Rencana pengadaan meja biliar untuk rumah dinas pimpinan DPRD Sumatera Selatan menuai sorotan publik. Pasalnya, anggaran yang disiapkan untuk fasilitas hiburan tersebut mencapai hampir setengah miliar rupiah.

Informasi itu tercantum dalam sistem Rencana Umum Pengadaan (RUP) milik Lembaga Kebijakan Pengadaan Barang/Jasa Pemerintah (LKPP) untuk Tahun Anggaran 2026.

Berdasarkan data tersebut, Sekretariat DPRD Sumatera Selatan sebagai satuan kerja menganggarkan dua paket pengadaan meja biliar untuk rumah dinas pimpinan DPRD Sumsel.

Pengadaan pertama diperuntukkan bagi rumah dinas Ketua DPRD Sumsel dengan pagu anggaran sebesar Rp151 juta. Sementara paket kedua dialokasikan untuk rumah dinas Wakil Ketua III DPRD Sumsel dengan nilai anggaran mencapai Rp335,9 juta.

Dengan demikian, total anggaran yang disiapkan untuk dua pengadaan meja biliar tersebut mencapai Rp486,9 juta.

Besarnya anggaran itu menuai kritik dari sejumlah pihak. Pegiat antikorupsi Feri Kurniawan menilai rencana pengadaan fasilitas hiburan di rumah dinas pejabat dengan nilai yang cukup besar berpotensi memunculkan pertanyaan publik terkait prioritas penggunaan anggaran daerah.

Menurutnya, Anggaran Pendapatan dan Belanja Daerah (APBD) merupakan uang rakyat yang seharusnya diprioritaskan untuk kebutuhan masyarakat yang lebih mendesak.

“Kalau benar hampir Rp500 juta anggaran disiapkan hanya untuk dua meja biliar di rumah dinas pimpinan DPRD, tentu ini memicu tanda tanya besar. APBD adalah uang rakyat, sehingga penggunaannya seharusnya benar-benar diprioritaskan untuk kebutuhan masyarakat,” ujarnya, Jumat (6/3/2026).

Ia menilai persoalan tersebut tidak hanya menyangkut aturan administratif, tetapi juga terkait kepatutan dan urgensi penggunaan anggaran publik.

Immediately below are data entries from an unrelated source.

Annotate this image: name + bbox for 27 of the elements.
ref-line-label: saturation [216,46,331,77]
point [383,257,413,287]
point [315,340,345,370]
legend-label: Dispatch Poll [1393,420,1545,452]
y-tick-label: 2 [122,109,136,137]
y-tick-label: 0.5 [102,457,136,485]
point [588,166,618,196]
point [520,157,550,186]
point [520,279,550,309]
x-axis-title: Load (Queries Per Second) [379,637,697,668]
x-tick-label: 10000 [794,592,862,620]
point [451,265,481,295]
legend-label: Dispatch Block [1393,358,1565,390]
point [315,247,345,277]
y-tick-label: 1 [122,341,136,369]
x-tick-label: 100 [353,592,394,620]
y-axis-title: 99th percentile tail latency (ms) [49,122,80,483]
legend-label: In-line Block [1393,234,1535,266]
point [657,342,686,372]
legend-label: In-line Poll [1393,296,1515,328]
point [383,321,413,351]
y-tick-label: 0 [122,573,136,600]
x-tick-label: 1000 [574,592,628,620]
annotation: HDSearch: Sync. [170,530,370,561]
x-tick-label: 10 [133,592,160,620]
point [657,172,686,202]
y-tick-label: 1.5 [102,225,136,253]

Feri juga menyoroti besarnya nilai anggaran untuk pengadaan meja biliar di rumah dinas Wakil Ketua III DPRD Sumsel yang mencapai lebih dari Rp335 juta. Menurutnya, publik berhak mengetahui spesifikasi barang yang membuat nilai pengadaannya begitu tinggi.

Transparansi, kata dia, penting untuk mencegah kecurigaan adanya pemborosan anggaran maupun potensi mark up.

“Angka itu sangat besar untuk sebuah meja biliar. Publik tentu berhak mengetahui spesifikasi seperti apa yang membuat nilainya bisa setinggi itu,” tegasnya.